Skills as a cross-vendor distribution channel for methodology#

A step past org-internal systematization: in June 2026 Google shipped its agent-quality evaluation methodology as installable skills (npx skills add … from skills.sh, two packages) designed to be driven by whatever coding agent the customer already uses. The taxonomy above runs product-provided → user-authored within one product; this is a third position — vendor-authored methodology distributed in the skill format across agent products. The skill is becoming not just how orgs encode local procedural context but how vendors ship expertise into other vendors' harnesses.

Connections#

  • Loop Engineering — the practitioner-discipline source for the same primitive: skills as the third of five loop primitives, "intent written down on the outside" so the loop doesn't re-derive the project each cycle; this page is its measured, adoption-curve counterpart
  • Agent Context Files — skills/SKILL.md as externalized, reusable project context; systematization is the usage-data evidence that this primitive is being adopted at scale
  • Conversation-to-Delegation Shift — systematization is one of the three "how" margins (with concurrency and runtime) by which that study measures depth of delegation
  • Parallel Agent Orchestration — the sibling margins from the same study; systematization is what makes parallel/repeatable delegation tractable
  • Compounding Data Moat — custom skills are encoded org-specific procedural context that compounds and is shared; the returns-to-systematization gradient is a moat-from-context argument
  • Harness Shrinkage as Models Improve — skills/plugins are harness capability being absorbed into the product as named, shareable primitives rather than hand-maintained scaffolding
  • MCP and Computer Use — plugins bundle MCP/connector integrations alongside skills; the tool-reach half of systematization
  • Agentic Technical Debt — un-systematized agent use is the re-derive-from-zero / intent-debt failure mode; skills are the persistent-context antidote, here shown being adopted
  • Ticket-Driven Agent Orchestration — board/ticket state is the other durable externalization; systematization via skills is the procedure side, tickets are the work-graph side
  • OpenAI — the lab whose Codex telemetry this is
  • Codex — the tool whose skill/plugin system this measures
  • Agent Quality Flywheel — vendor-authored methodology shipped in the skill format across agent products; the cross-vendor extension of the systematization spectrum

Open questions#

  • The 5.4%→26.6% curve is three months.

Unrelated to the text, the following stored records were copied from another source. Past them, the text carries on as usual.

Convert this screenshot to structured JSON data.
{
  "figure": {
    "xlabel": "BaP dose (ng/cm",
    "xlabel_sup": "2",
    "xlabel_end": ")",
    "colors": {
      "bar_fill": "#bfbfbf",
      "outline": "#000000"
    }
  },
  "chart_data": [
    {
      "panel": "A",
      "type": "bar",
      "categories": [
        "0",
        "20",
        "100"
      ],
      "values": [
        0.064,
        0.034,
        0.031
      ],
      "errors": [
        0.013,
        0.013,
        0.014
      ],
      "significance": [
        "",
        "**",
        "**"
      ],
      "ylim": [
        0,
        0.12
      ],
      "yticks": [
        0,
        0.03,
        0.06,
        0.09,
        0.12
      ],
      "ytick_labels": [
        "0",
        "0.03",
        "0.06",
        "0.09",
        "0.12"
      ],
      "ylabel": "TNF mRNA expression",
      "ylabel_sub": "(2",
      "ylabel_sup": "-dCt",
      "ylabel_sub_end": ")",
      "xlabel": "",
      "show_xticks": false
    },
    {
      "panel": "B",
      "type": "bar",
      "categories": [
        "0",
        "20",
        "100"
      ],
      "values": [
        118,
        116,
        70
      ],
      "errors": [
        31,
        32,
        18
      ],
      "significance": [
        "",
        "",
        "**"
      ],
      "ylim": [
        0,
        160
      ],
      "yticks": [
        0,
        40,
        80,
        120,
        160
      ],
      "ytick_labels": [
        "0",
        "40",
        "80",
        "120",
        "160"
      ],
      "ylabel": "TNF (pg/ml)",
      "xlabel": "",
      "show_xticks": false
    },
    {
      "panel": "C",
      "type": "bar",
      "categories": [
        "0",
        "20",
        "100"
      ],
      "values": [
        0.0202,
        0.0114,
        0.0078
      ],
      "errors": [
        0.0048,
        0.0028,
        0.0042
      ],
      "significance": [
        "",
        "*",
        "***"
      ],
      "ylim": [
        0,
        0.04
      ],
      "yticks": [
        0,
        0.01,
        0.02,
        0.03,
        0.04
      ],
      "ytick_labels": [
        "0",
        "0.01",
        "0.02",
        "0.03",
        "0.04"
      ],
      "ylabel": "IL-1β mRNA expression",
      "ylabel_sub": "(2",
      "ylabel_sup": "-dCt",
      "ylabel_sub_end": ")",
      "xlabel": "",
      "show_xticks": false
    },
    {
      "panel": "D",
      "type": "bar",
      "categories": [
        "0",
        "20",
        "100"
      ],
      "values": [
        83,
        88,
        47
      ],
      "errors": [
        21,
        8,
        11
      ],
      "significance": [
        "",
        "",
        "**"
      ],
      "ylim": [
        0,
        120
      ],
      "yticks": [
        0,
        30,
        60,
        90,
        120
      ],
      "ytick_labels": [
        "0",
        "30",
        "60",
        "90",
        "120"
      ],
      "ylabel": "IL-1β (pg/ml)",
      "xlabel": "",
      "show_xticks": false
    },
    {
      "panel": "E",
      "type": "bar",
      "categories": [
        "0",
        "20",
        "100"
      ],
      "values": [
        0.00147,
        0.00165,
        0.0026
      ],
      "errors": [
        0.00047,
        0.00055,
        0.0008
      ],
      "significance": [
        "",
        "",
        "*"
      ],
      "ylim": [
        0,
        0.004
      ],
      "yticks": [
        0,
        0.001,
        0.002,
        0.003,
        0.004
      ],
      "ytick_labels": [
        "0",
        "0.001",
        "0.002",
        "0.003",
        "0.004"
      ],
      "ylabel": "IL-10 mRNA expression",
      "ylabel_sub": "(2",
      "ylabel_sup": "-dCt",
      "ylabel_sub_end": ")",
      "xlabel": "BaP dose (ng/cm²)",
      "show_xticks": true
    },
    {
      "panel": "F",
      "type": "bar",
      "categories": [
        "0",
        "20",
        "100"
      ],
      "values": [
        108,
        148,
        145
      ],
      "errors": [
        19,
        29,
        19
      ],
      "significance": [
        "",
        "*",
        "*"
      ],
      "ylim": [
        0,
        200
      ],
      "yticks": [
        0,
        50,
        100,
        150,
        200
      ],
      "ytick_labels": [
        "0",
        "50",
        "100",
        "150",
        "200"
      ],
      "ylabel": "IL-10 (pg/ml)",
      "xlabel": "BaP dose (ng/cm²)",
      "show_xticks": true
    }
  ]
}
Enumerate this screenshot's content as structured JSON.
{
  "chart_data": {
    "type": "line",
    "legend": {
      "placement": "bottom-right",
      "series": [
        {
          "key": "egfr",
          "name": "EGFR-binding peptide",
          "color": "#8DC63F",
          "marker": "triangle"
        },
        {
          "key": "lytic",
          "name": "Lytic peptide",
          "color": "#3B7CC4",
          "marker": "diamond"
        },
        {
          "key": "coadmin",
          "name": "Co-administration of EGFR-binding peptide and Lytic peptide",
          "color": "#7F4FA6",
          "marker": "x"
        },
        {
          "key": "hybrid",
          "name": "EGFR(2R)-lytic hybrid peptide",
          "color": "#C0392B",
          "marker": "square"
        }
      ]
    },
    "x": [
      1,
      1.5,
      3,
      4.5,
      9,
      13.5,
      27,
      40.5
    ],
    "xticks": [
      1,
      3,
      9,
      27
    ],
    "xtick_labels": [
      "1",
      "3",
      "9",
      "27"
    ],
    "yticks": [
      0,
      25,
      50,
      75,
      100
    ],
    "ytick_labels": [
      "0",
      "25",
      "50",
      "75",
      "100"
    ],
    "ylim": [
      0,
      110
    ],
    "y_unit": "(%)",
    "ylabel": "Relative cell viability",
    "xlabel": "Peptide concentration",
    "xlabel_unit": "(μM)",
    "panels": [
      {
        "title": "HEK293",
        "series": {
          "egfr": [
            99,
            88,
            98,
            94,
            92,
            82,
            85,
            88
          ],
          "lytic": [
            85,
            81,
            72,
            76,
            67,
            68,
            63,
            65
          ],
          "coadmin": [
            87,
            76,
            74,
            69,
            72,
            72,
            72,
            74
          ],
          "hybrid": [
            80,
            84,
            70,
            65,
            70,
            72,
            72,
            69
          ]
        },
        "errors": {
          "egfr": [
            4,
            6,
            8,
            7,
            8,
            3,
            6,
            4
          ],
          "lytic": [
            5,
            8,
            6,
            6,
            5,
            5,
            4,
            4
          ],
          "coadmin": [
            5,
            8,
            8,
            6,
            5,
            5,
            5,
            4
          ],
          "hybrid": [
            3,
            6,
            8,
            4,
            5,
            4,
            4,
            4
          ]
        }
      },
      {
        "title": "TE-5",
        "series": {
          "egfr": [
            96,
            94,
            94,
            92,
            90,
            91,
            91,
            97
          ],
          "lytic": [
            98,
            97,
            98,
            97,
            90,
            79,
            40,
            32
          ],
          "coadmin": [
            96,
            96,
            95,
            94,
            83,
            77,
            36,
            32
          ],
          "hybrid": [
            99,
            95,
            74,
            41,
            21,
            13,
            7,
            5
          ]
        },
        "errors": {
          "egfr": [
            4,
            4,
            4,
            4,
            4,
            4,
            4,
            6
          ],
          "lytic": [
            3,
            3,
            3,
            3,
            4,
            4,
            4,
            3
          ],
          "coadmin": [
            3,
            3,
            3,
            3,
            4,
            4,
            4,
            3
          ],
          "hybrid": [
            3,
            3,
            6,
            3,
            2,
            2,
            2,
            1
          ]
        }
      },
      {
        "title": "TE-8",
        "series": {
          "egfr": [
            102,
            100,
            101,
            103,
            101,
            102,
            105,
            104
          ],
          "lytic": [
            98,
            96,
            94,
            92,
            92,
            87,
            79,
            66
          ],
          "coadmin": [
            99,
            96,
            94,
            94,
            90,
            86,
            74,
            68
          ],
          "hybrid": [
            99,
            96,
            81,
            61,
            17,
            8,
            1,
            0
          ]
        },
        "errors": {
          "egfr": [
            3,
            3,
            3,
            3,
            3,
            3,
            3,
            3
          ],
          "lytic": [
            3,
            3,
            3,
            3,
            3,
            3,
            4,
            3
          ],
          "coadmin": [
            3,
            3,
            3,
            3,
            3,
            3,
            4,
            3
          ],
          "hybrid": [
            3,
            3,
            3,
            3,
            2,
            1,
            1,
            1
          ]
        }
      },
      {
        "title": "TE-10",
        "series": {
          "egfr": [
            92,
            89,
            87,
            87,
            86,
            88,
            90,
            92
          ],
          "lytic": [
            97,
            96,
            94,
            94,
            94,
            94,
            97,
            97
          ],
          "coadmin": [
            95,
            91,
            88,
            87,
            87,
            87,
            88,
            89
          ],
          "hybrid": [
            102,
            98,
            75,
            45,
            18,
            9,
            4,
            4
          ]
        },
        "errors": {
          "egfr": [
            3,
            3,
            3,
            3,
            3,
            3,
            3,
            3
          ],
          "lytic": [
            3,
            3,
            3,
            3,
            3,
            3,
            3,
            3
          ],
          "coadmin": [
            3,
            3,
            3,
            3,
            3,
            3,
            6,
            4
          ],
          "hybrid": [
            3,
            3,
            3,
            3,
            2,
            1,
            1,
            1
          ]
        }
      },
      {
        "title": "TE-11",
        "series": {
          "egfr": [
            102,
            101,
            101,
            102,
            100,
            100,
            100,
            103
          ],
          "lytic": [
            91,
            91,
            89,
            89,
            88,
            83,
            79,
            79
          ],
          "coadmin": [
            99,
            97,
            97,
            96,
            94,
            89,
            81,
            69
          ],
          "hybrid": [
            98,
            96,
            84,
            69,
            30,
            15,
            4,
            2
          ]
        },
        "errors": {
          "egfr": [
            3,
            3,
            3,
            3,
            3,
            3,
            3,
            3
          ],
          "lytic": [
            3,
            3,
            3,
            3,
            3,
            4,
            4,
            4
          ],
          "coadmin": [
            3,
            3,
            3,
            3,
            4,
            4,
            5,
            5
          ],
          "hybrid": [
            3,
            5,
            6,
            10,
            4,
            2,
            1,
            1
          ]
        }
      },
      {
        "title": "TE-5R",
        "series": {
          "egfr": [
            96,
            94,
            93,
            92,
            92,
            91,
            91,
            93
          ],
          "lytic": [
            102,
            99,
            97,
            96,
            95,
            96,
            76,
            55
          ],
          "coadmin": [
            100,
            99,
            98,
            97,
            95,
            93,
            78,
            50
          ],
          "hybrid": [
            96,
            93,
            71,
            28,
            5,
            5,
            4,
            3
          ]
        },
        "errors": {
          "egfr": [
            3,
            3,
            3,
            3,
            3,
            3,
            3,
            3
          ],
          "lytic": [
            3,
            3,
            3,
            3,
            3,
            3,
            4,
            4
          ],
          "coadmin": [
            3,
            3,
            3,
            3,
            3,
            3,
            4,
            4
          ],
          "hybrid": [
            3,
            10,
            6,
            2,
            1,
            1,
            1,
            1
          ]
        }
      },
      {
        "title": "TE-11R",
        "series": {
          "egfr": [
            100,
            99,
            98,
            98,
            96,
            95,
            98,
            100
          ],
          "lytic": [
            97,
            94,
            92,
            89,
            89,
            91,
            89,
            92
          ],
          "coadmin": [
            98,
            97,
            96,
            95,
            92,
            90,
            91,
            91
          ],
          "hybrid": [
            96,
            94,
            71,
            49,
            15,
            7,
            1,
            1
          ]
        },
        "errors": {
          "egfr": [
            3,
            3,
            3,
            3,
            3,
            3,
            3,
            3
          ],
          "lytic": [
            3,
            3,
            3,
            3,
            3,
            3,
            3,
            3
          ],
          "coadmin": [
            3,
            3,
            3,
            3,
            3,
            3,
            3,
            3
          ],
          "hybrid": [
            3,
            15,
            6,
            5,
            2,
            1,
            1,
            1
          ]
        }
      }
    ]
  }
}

Is this a durable behavior change or a novelty spike following a Codex skills-feature push? (Cf. the OpenAI-internal training campaigns the paper notes.)
  • Custom skills encode org-specific context — but who maintains them as the codebase and conventions drift? Systematization could itself become a debt surface (Agentic Technical Debt) if skills rot.
  • Does systematization cause deeper delegation or merely correlate with already-intensive users? The paper shows the association, not the direction.